・大阪弁を書く他国の人、
人の名に何でも「・・・はん」とつければよいと思っているが、
あれは間違い。「はん」は限られている。
「はん」は「さん」の訛りでさらに「さん」は「さま」の訛りであろう。
大阪弁に「さま」はない。
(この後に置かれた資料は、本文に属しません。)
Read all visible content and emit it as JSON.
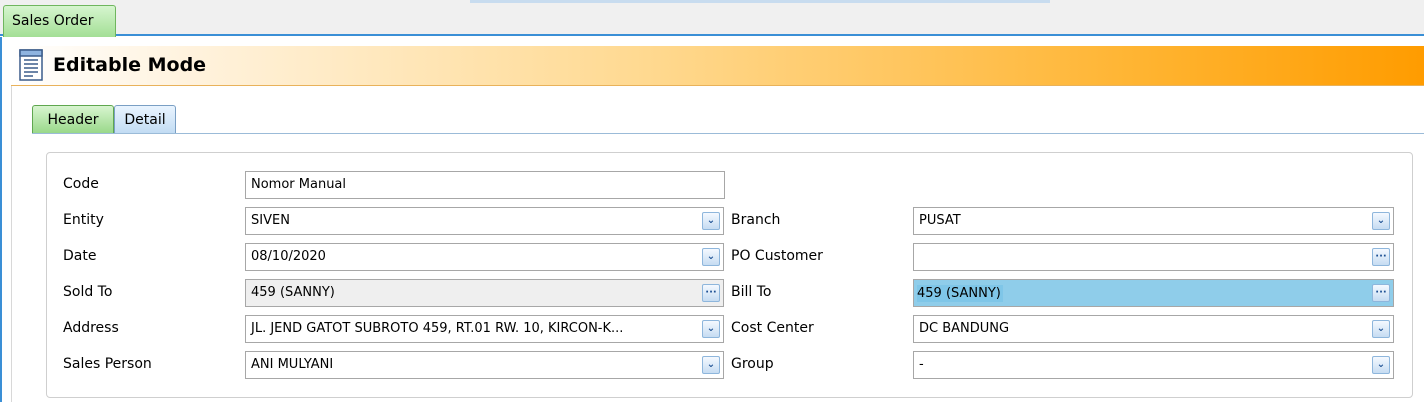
{
  "window": {
    "tab_label": "Sales Order",
    "mode_title": "Editable Mode"
  },
  "tabs": [
    {
      "label": "Header",
      "active": true
    },
    {
      "label": "Detail",
      "active": false
    }
  ],
  "form": {
    "code": {
      "label": "Code",
      "value": "Nomor Manual"
    },
    "entity": {
      "label": "Entity",
      "value": "SIVEN"
    },
    "date": {
      "label": "Date",
      "value": "08/10/2020"
    },
    "sold_to": {
      "label": "Sold To",
      "value": "459 (SANNY)"
    },
    "address": {
      "label": "Address",
      "value": "JL. JEND GATOT SUBROTO 459, RT.01 RW. 10, KIRCON-K..."
    },
    "sales_person": {
      "label": "Sales Person",
      "value": "ANI MULYANI"
    },
    "branch": {
      "label": "Branch",
      "value": "PUSAT"
    },
    "po_customer": {
      "label": "PO Customer",
      "value": ""
    },
    "bill_to": {
      "label": "Bill To",
      "value": "459 (SANNY)"
    },
    "cost_center": {
      "label": "Cost Center",
      "value": "DC BANDUNG"
    },
    "group": {
      "label": "Group",
      "value": "-"
    }
  },
  "icons": {
    "dropdown": "chevron-down-icon",
    "lookup": "ellipsis-icon",
    "document": "document-icon"
  },
  "colors": {
    "active_tab": "#a3df95",
    "title_gradient_end": "#ff9c00",
    "selection": "#8fcdea",
    "frame_blue": "#3a8fd6"
  }
}
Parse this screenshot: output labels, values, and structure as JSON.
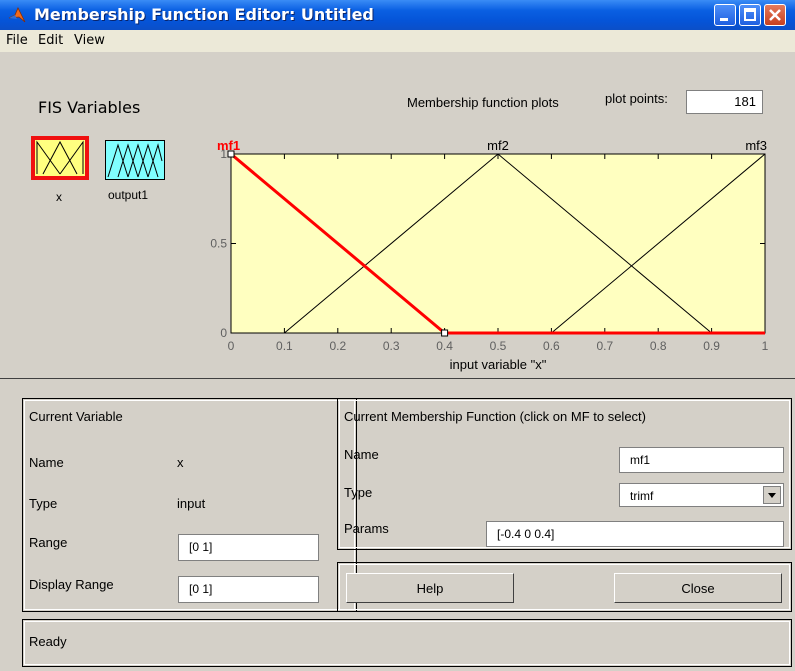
{
  "window": {
    "title": "Membership Function Editor: Untitled"
  },
  "menu": {
    "file": "File",
    "edit": "Edit",
    "view": "View"
  },
  "fis_vars": {
    "heading": "FIS Variables",
    "input_label": "x",
    "output_label": "output1"
  },
  "plot": {
    "heading": "Membership function plots",
    "plot_points_label": "plot points:",
    "plot_points_value": "181",
    "xlabel": "input variable \"x\"",
    "mf_labels": [
      "mf1",
      "mf2",
      "mf3"
    ],
    "x_ticks": [
      "0",
      "0.1",
      "0.2",
      "0.3",
      "0.4",
      "0.5",
      "0.6",
      "0.7",
      "0.8",
      "0.9",
      "1"
    ],
    "y_ticks": [
      "0",
      "0.5",
      "1"
    ]
  },
  "chart_data": {
    "type": "line",
    "xlabel": "input variable \"x\"",
    "xlim": [
      0,
      1
    ],
    "ylim": [
      0,
      1
    ],
    "series": [
      {
        "name": "mf1",
        "x": [
          0,
          0,
          0.4,
          1
        ],
        "y": [
          1,
          1,
          0,
          0
        ],
        "selected": true
      },
      {
        "name": "mf2",
        "x": [
          0,
          0.1,
          0.5,
          0.9,
          1
        ],
        "y": [
          0,
          0,
          1,
          0,
          0
        ]
      },
      {
        "name": "mf3",
        "x": [
          0,
          0.6,
          1,
          1
        ],
        "y": [
          0,
          0,
          1,
          1
        ]
      }
    ],
    "colors": {
      "background": "#ffffc0",
      "selected": "#ff0000",
      "normal": "#000000"
    }
  },
  "current_variable": {
    "heading": "Current Variable",
    "name_label": "Name",
    "name_value": "x",
    "type_label": "Type",
    "type_value": "input",
    "range_label": "Range",
    "range_value": "[0 1]",
    "display_range_label": "Display Range",
    "display_range_value": "[0 1]"
  },
  "current_mf": {
    "heading": "Current Membership Function (click on MF to select)",
    "name_label": "Name",
    "name_value": "mf1",
    "type_label": "Type",
    "type_value": "trimf",
    "params_label": "Params",
    "params_value": "[-0.4 0 0.4]"
  },
  "buttons": {
    "help": "Help",
    "close": "Close"
  },
  "status": {
    "text": "Ready"
  }
}
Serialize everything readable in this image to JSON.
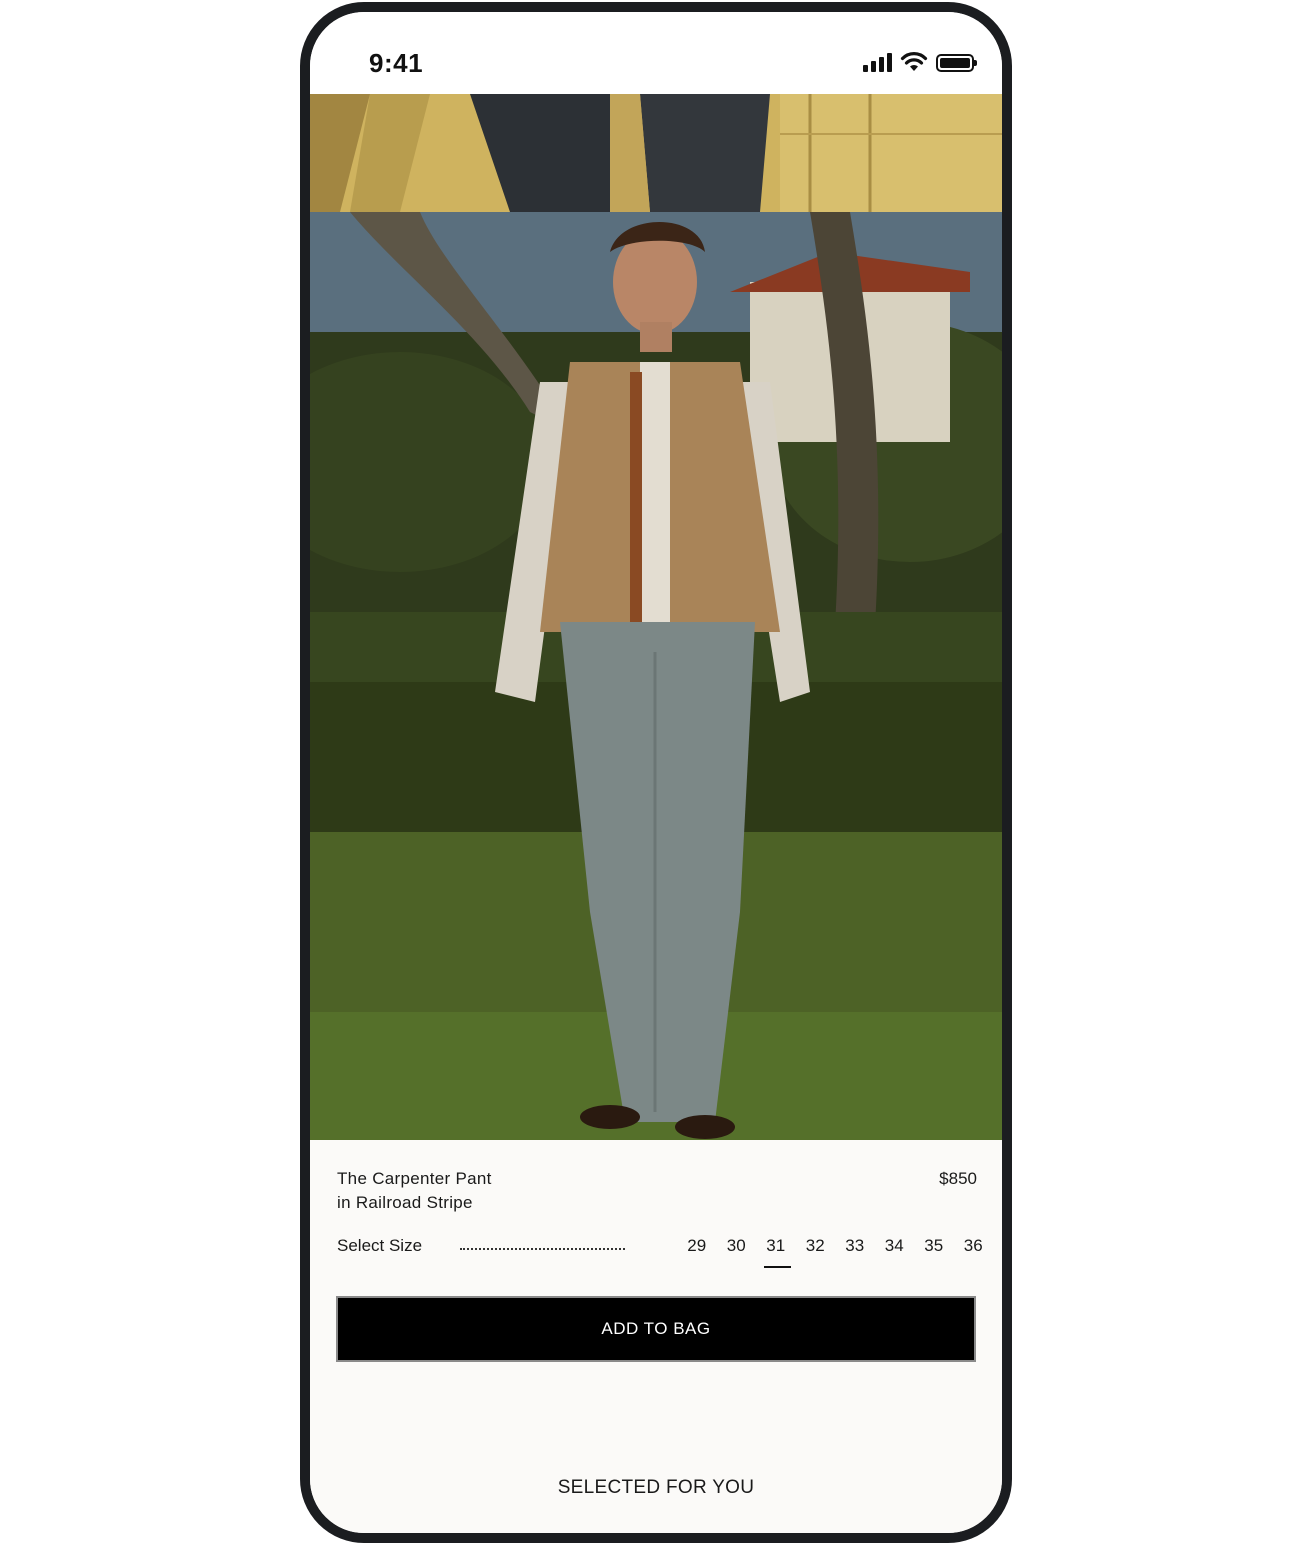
{
  "status_bar": {
    "time": "9:41",
    "icons": [
      "cellular-signal-icon",
      "wifi-icon",
      "battery-icon"
    ]
  },
  "gallery": {
    "images": [
      {
        "name": "product-photo-detail",
        "description_icon": "photo"
      },
      {
        "name": "product-photo-model",
        "description_icon": "photo"
      }
    ]
  },
  "product": {
    "name_line1": "The Carpenter Pant",
    "name_line2": "in Railroad Stripe",
    "price": "$850"
  },
  "size_selector": {
    "label": "Select Size",
    "sizes": [
      "29",
      "30",
      "31",
      "32",
      "33",
      "34",
      "35",
      "36"
    ],
    "selected": "31"
  },
  "actions": {
    "add_to_bag": "ADD TO BAG"
  },
  "sections": {
    "selected_for_you": "SELECTED FOR YOU"
  },
  "colors": {
    "primary_button": "#000000",
    "background": "#fbfaf8",
    "phone_frame": "#1b1d20"
  }
}
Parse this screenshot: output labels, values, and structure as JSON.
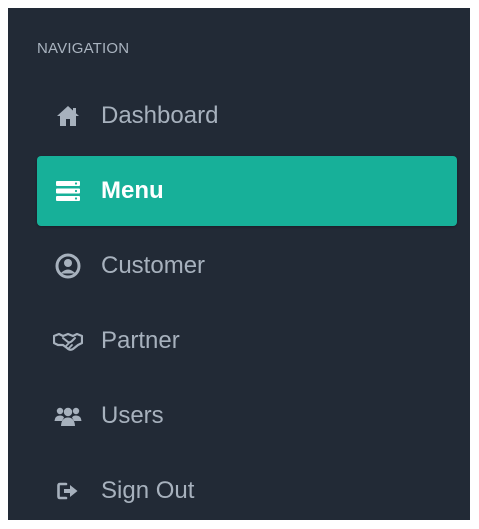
{
  "sidebar": {
    "heading": "NAVIGATION",
    "colors": {
      "background": "#222a36",
      "active": "#17b099",
      "text": "#a7b1bd",
      "active_text": "#ffffff"
    },
    "items": [
      {
        "label": "Dashboard",
        "icon": "home-icon",
        "active": false
      },
      {
        "label": "Menu",
        "icon": "server-menu-icon",
        "active": true
      },
      {
        "label": "Customer",
        "icon": "user-circle-icon",
        "active": false
      },
      {
        "label": "Partner",
        "icon": "handshake-icon",
        "active": false
      },
      {
        "label": "Users",
        "icon": "users-icon",
        "active": false
      },
      {
        "label": "Sign Out",
        "icon": "sign-out-icon",
        "active": false
      }
    ]
  }
}
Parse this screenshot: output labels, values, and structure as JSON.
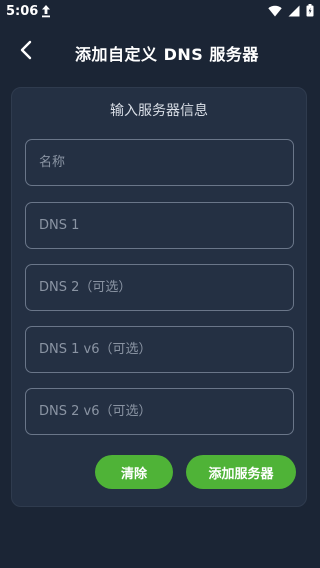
{
  "status_bar": {
    "time": "5:06",
    "icons": [
      "upload-icon",
      "wifi-icon",
      "cell-signal-icon",
      "battery-icon"
    ]
  },
  "app_bar": {
    "back_icon": "chevron-left-icon",
    "title": "添加自定义 DNS 服务器"
  },
  "form": {
    "title": "输入服务器信息",
    "fields": [
      {
        "placeholder": "名称",
        "value": ""
      },
      {
        "placeholder": "DNS 1",
        "value": ""
      },
      {
        "placeholder": "DNS 2（可选）",
        "value": ""
      },
      {
        "placeholder": "DNS 1 v6（可选）",
        "value": ""
      },
      {
        "placeholder": "DNS 2 v6（可选）",
        "value": ""
      }
    ],
    "clear_label": "清除",
    "add_label": "添加服务器"
  },
  "colors": {
    "background": "#1b2535",
    "card": "#243043",
    "accent": "#4fb337",
    "field_border": "#6a7689"
  }
}
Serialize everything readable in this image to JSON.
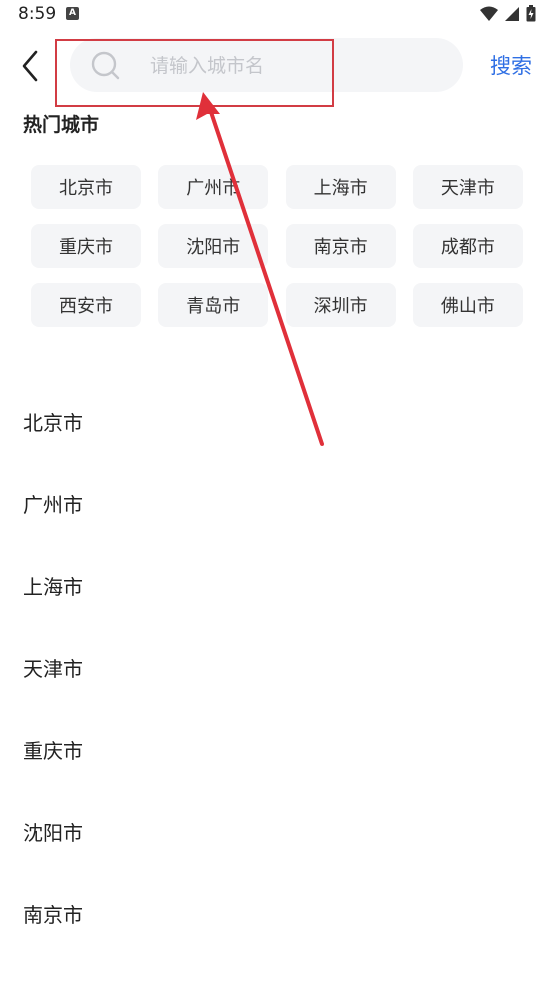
{
  "status_bar": {
    "time": "8:59",
    "app_icon_letter": "A"
  },
  "header": {
    "search_placeholder": "请输入城市名",
    "search_button_label": "搜索"
  },
  "hot_cities": {
    "title": "热门城市",
    "items": [
      "北京市",
      "广州市",
      "上海市",
      "天津市",
      "重庆市",
      "沈阳市",
      "南京市",
      "成都市",
      "西安市",
      "青岛市",
      "深圳市",
      "佛山市"
    ]
  },
  "city_list": {
    "items": [
      "北京市",
      "广州市",
      "上海市",
      "天津市",
      "重庆市",
      "沈阳市",
      "南京市"
    ]
  },
  "colors": {
    "accent": "#2f6fe4",
    "annotation": "#d23c44",
    "chip_bg": "#f4f5f7"
  }
}
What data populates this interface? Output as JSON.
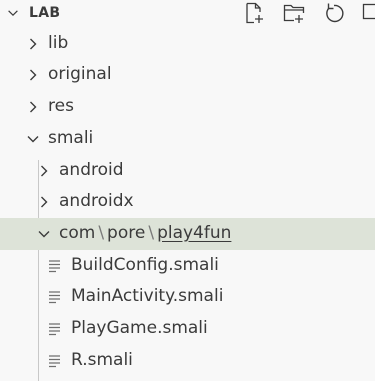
{
  "explorer": {
    "section_title": "LAB",
    "actions": [
      {
        "name": "new-file-icon"
      },
      {
        "name": "new-folder-icon"
      },
      {
        "name": "refresh-icon"
      },
      {
        "name": "collapse-all-icon"
      }
    ]
  },
  "tree": {
    "lib": "lib",
    "original": "original",
    "res": "res",
    "smali": "smali",
    "android": "android",
    "androidx": "androidx",
    "compact_path": {
      "seg1": "com",
      "seg2": "pore",
      "seg3": "play4fun",
      "separator": "\\"
    },
    "files": {
      "f1": "BuildConfig.smali",
      "f2": "MainActivity.smali",
      "f3": "PlayGame.smali",
      "f4": "R.smali"
    }
  },
  "colors": {
    "background": "#f8f8f8",
    "selected_row": "#dde3d8",
    "text": "#3b3b3b",
    "indent_guide": "#c8c8c8"
  }
}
京都弁にも「さま」はない。
丁寧に言う時も「さん」である。
大阪弁は京都弁から来ており、
京都弁は御所言葉から来ている。
御所言葉に「さま」はない。
「禁中さん、皇后さん、大宮さん、東宮さん」である。
ついでに「ありがとう」は華族の旧堂上家言葉で、
「ありがとうございます」というのは、町方の言い方とされている。
「おおきに」は言外。
京都弁、大阪弁の敬称「さん」は下々に広がり定着した。
だから「お父さま、お母さま」という言い方は東京の方言。
ところで「はん」と「さん」の違いであるが、
法則はないので説明しにくい。
フランス語を習う人が名詞の性に悩むようなもので、
なんでぶどう酒が男でビールが女なのか?
そう覚えなければ仕方がないのと同じ、
「さん」が必ず「はん」に言い換えられるとは限らない。
福田さん、田中さんを福田はん、田中はんと言い換えてもよいが、
神さん、仏さんを神はん、仏はんとは決して言わない。
それと同じで「旦那さん」を「旦那はん」とは言わない。
「だんなさん」→「だなさん」→「だんさん」になった。
「御寮人さん」も「ごりょうはん」とは呼ばない。
もし「はん」をつけるなら「ごりょんはん」である。
隠居した婆さんは「お家(え)さん」
長男の嫁は「若ごりょんさん」
「いとさん」は「愛しい人」から出た。
ここから公家言葉で「とうさん」が出た。
「いとちゃん」は聞くが「いとはん」とは言わない。
良家の娘のことである。
人の苗字や名前をその人に向かって呼ぶときは「さん」
その人のことを第三者同士が話し合うときは「はん」をつける。
つまり、面と向かって話すとき「はん」と呼ぶと、
「おばはん」と言われてムッと来るのと同じく、
あまり落ち着きよくない。
「はん」の無難な使い方としては、
親愛をこめて第三者を指す。
これも言いにくい音が「はん」の上に来ると、
避けるようである。
小林はん、小谷はん、は言いにくい。
「アイウエオ五十音で、イ列のイ、キ、シ、チ、二、ヒ、ミ、リ。
ウ列のウ、ク、ス、ツ、ヌ、フ、ム、ル。
ハ行のハ、へ、ホ、ア行のオ、それからン」
これらが最後の音になるとき「はん」は言いにくく、聞きづらい。
「坊んさん」は「坊んはん」、「奥さん」を「奥はん」はない。
しかし「学生はん」はある。
「ええむこはんやなあ」とほめられると嬉しい。
・人により「やん」になる場合もあり、
田畑義夫の「ばたやん」、落語に出てくる「喜ぃやん」
お多福のことを「おたやん」
それから「つぁん」もある。
「つぁん」になるのは前の音が「つ」の時。
奈良の大仏つぁん、人の名で、お勝つぁん。
「やん」は最後尾の音にもよるが、相手の人格にもよる。
なぜある者は「ちゃん」であり、ある者は「やん」であり、
「さん」「はん」であるのか?
強いて言えば、「やん」は「はん」より軽く扱われ、
そのくせ親しみの度合いは反対に深くなる。
それに比べれば「ちゃん」はよそよそしい。
「太ぁやん」「忠やん」などと呼ばれる男たち、
(女につけることはない)無防備で手の内をよまれ、
人に愛される個性の持ち主である。